# Postprocessing Directory Setup 

This notebook populates the working directory with the correct subdirectories and **should be run once at the beginning of the project**. This expedites creating direcotries with similar structure, organizes the notebooks and data in a sensible way, and adds a layer of consistency. Once the directories have been created and the input data has been standardized, the analyst may simply copy and modify the template notebooks and place them in the correct directory to proceed with the analysis while remaining organized.

In particular, this notebook creates
1. One directory for every year of unvented data, notebooks, and logs --> /unvented_YYYY
2. One dirctory for unvented data, notebooks, and logs --> /vented
3. One directory for previously compiled or published data --> /compiled_data
4. One directory for rating curve notebooks --> /ratingcurve
5. One directory for notebooks and data used to create the stitched discharge time series --> /stitch_discharge

Author of Template and Underlying Code: Joe Ammatelli | (jamma@uw.edu) | July 2022

## Import Relevant Libraries
**Analyst TODO**: Nothing

In [7]:
import numpy as np
import os
import sys

sys.path.insert(0, os.path.abspath(os.path.join('..', 'src')))

import config

sys.path.remove(os.path.abspath(os.path.join('..', 'src')))

## Specify Data Years
**Analyst TODO**: 
* assign an integer (format 'YYYY') representing the first year of data collection to `start_year`
* assign an integer (format 'YYYY') representing the last year of data collection to `end_year`

Note: if just processing one year, assign `None` or `start_year` to `end_year`

In [None]:
# TODO: specify start and end year of postprocesing
# example
# start_year = 2019
# end_year = 2021

start_year = 1234
end_year = 1234

In [None]:
# creates list of all years of data
years = None
if (end_year is None):
    years = [str(start_year)]
else:
    years = np.arange(start_year, end_year + 1)
    years = [str(year) for year in years]
years

## Create directory for each year of unvented data, notebooks, and logs

**Analyst TODO**: Nothing

In [None]:
for year in years:    
    loc_year_dir_path = os.path.join('..', f'unvented_{year}')
    if not os.path.exists(loc_year_dir_path):
        os.mkdir(loc_year_dir_path)
        os.mkdir(os.path.join(loc_year_dir_path, 'data'))
        os.mkdir(os.path.join(loc_year_dir_path, 'notebooks'))
        os.mkdir(os.path.join(loc_year_dir_path, 'logs'))

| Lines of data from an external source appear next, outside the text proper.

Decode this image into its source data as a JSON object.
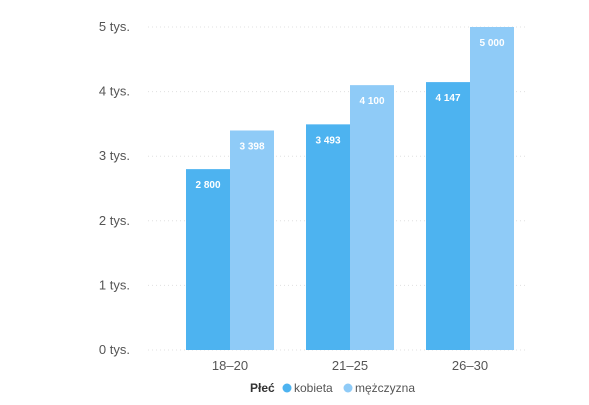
{
  "chart_data": {
    "type": "bar",
    "categories": [
      "18–20",
      "21–25",
      "26–30"
    ],
    "series": [
      {
        "name": "kobieta",
        "values": [
          2800,
          3493,
          4147
        ],
        "labels": [
          "2 800",
          "3 493",
          "4 147"
        ],
        "color": "#4db3f0"
      },
      {
        "name": "mężczyzna",
        "values": [
          3398,
          4100,
          5000
        ],
        "labels": [
          "3 398",
          "4 100",
          "5 000"
        ],
        "color": "#8fcbf7"
      }
    ],
    "yticks": [
      0,
      1000,
      2000,
      3000,
      4000,
      5000
    ],
    "ytick_labels": [
      "0 tys.",
      "1 tys.",
      "2 tys.",
      "3 tys.",
      "4 tys.",
      "5 tys."
    ],
    "ylim": [
      0,
      5000
    ],
    "legend_title": "Płeć",
    "legend_position": "bottom",
    "grid": true,
    "grid_color": "#e0e0e0"
  }
}
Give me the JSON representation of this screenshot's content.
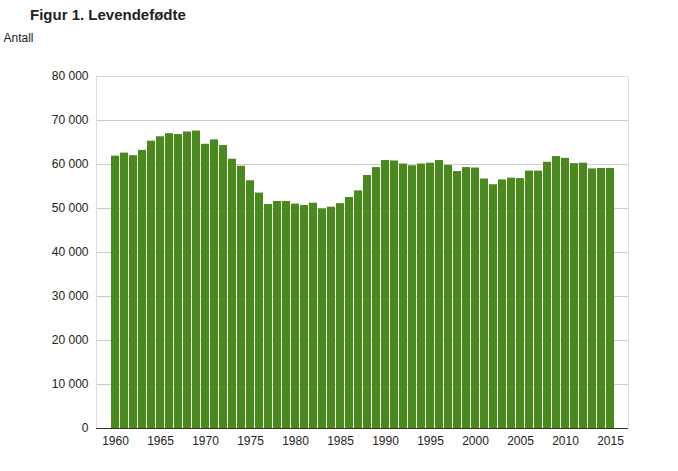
{
  "chart_data": {
    "type": "bar",
    "title": "Figur 1. Levendefødte",
    "y_label": "Antall",
    "categories": [
      "1960",
      null,
      null,
      null,
      null,
      "1965",
      null,
      null,
      null,
      null,
      "1970",
      null,
      null,
      null,
      null,
      "1975",
      null,
      null,
      null,
      null,
      "1980",
      null,
      null,
      null,
      null,
      "1985",
      null,
      null,
      null,
      null,
      "1990",
      null,
      null,
      null,
      null,
      "1995",
      null,
      null,
      null,
      null,
      "2000",
      null,
      null,
      null,
      null,
      "2005",
      null,
      null,
      null,
      null,
      "2010",
      null,
      null,
      null,
      null,
      "2015"
    ],
    "values": [
      61900,
      62600,
      62000,
      63200,
      65300,
      66300,
      67000,
      66800,
      67400,
      67600,
      64600,
      65600,
      64300,
      61200,
      59600,
      56300,
      53500,
      50900,
      51600,
      51600,
      51000,
      50700,
      51200,
      49900,
      50300,
      51100,
      52500,
      54000,
      57500,
      59300,
      60900,
      60800,
      60100,
      59700,
      60100,
      60300,
      60900,
      59800,
      58400,
      59300,
      59200,
      56700,
      55400,
      56500,
      56900,
      56800,
      58500,
      58500,
      60500,
      61800,
      61400,
      60200,
      60300,
      59000,
      59100,
      59100
    ],
    "color": "#4a8a1c",
    "ylim": [
      0,
      80000
    ],
    "yticks": [
      0,
      {
        "value": 10000,
        "label": "10 000"
      },
      {
        "value": 20000,
        "label": "20 000"
      },
      {
        "value": 30000,
        "label": "30 000"
      },
      {
        "value": 40000,
        "label": "40 000"
      },
      {
        "value": 50000,
        "label": "50 000"
      },
      {
        "value": 60000,
        "label": "60 000"
      },
      {
        "value": 70000,
        "label": "70 000"
      },
      {
        "value": 80000,
        "label": "80 000"
      }
    ],
    "grid": true
  }
}
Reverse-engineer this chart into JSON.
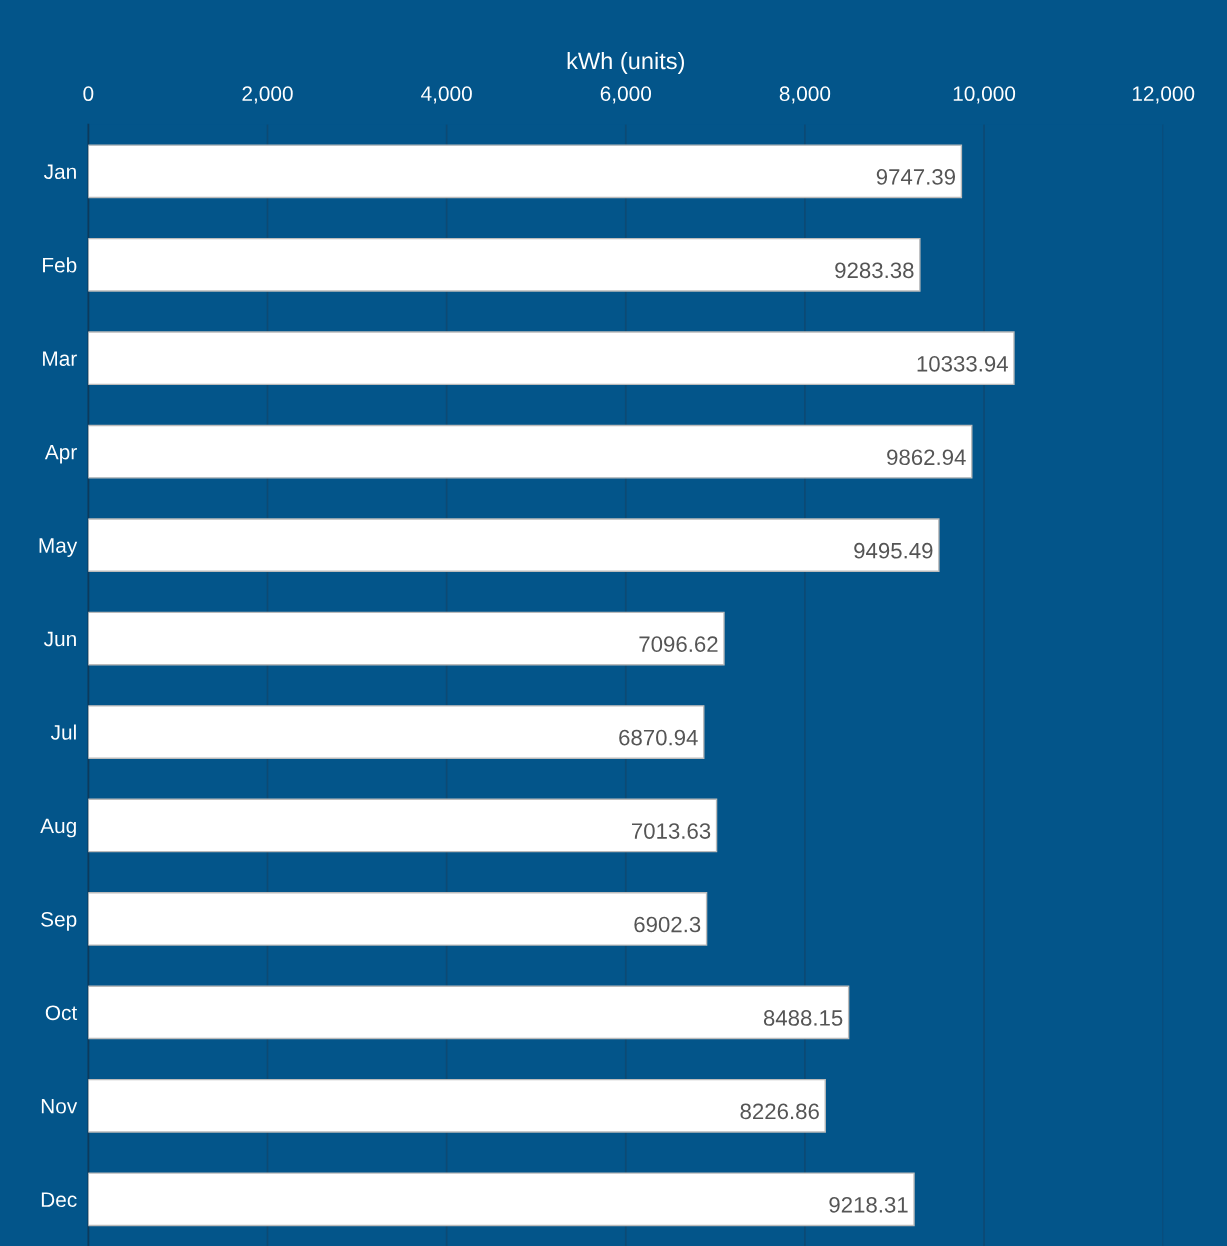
{
  "chart_data": {
    "type": "bar",
    "orientation": "horizontal",
    "xlabel": "kWh (units)",
    "categories": [
      "Jan",
      "Feb",
      "Mar",
      "Apr",
      "May",
      "Jun",
      "Jul",
      "Aug",
      "Sep",
      "Oct",
      "Nov",
      "Dec"
    ],
    "values": [
      9747.39,
      9283.38,
      10333.94,
      9862.94,
      9495.49,
      7096.62,
      6870.94,
      7013.63,
      6902.3,
      8488.15,
      8226.86,
      9218.31
    ],
    "color": "#ffffff",
    "xlim": [
      0,
      12000
    ],
    "xticks": [
      0,
      {
        "value": 2000,
        "label": "2,000"
      },
      {
        "value": 4000,
        "label": "4,000"
      },
      {
        "value": 6000,
        "label": "6,000"
      },
      {
        "value": 8000,
        "label": "8,000"
      },
      {
        "value": 10000,
        "label": "10,000"
      },
      {
        "value": 12000,
        "label": "12,000"
      }
    ],
    "grid": "x",
    "data_labels": true
  }
}
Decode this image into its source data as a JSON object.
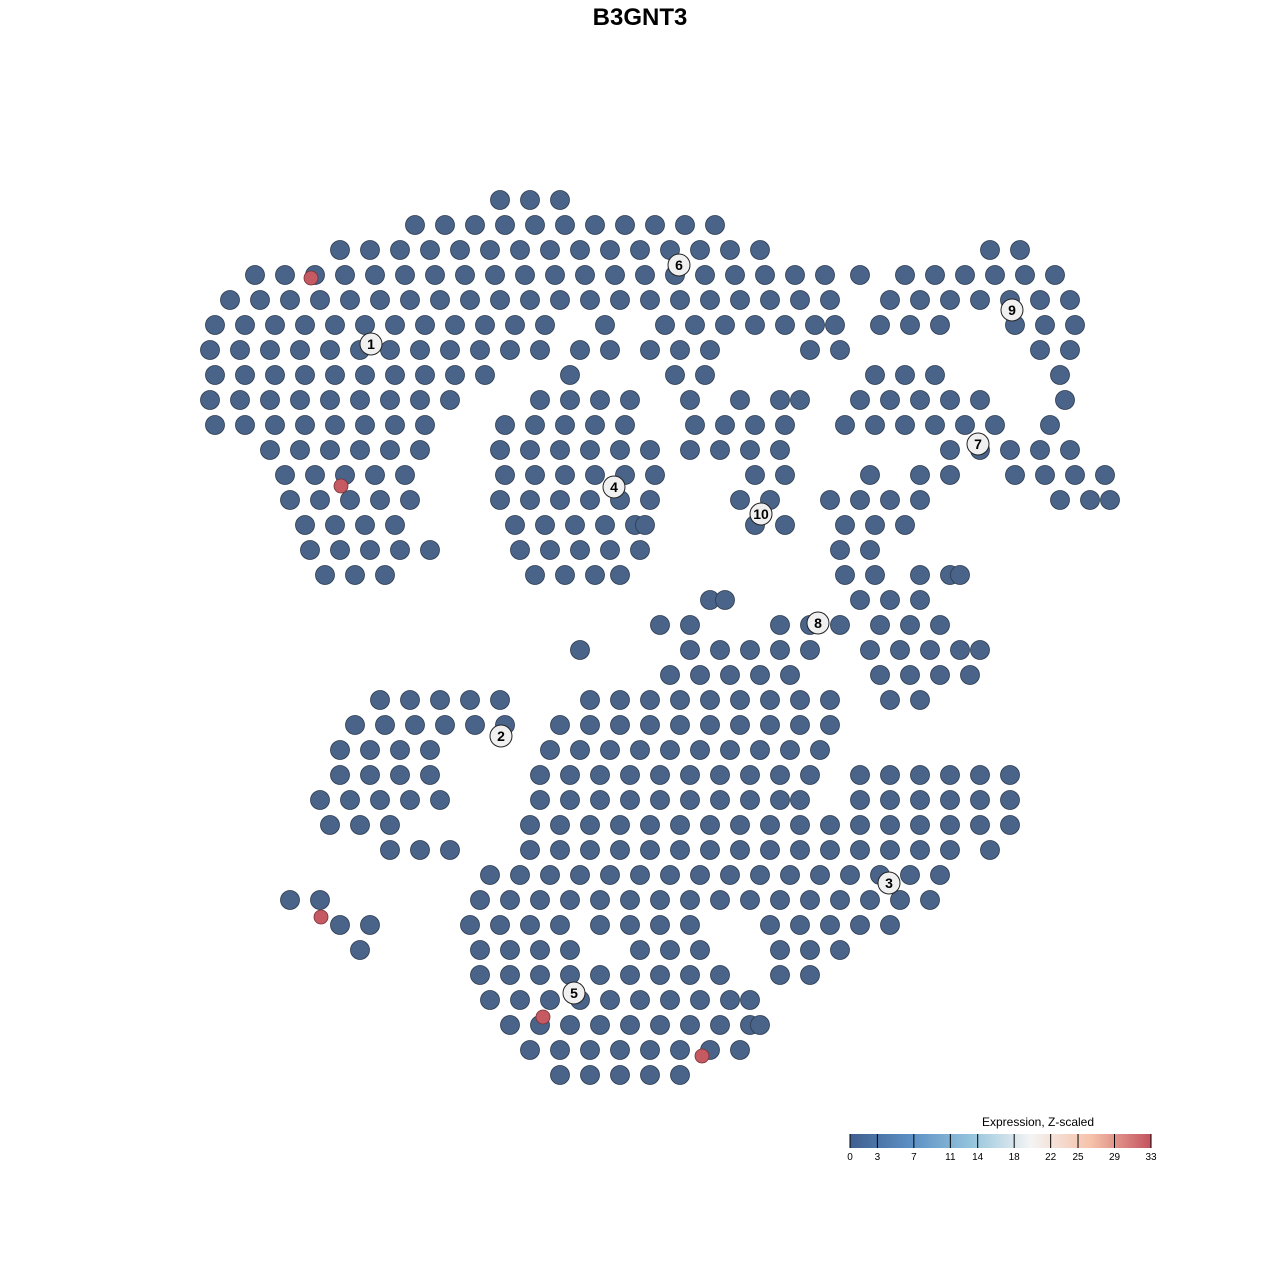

## Create directory for vented data, notebooks, and logs

**Analyst TODO**: Nothing

In [None]:
loc_vented_dir_path = os.path.join('..', f'vented')
if not os.path.exists(loc_vented_dir_path):
    os.mkdir(loc_vented_dir_path)
    os.mkdir(os.path.join(loc_vented_dir_path, 'data'))
    os.mkdir(os.path.join(loc_vented_dir_path, 'notebooks'))
    os.mkdir(os.path.join(loc_vented_dir_path, 'logs'))

## Create directory for previously compiled or published data

**Analyst TODO**: Nothing

In [None]:
data_path = os.path.join('..', f'compiled_data')
if not os.path.exists(data_path):
    os.mkdir(data_path)
    os.mkdir(os.path.join(data_path, 'published'))
    os.mkdir(os.path.join(data_path, 'stage'))
    os.mkdir(os.path.join(data_path, 'stageQ'))

## Create directory for rating curve notebooks

**Analyst TODO**: Nothing

In [None]:
ratingcurve_path = os.path.join('..', f'ratingcurve')
if not os.path.exists(ratingcurve_path):
    os.mkdir(ratingcurve_path)

## Create dirctory for final discharge time series data and notebooks

**Analyst TODO**: Nothing

In [None]:
discharge_path = os.path.join('..', f'output')
if not os.path.exists(discharge_path):
    os.mkdir(discharge_path)
    os.mkdir(os.path.join(discharge_path, 'data'))
    os.mkdir(os.path.join(discharge_path, 'metadata'))
    os.mkdir(os.path.join(discharge_path, 'notebooks'))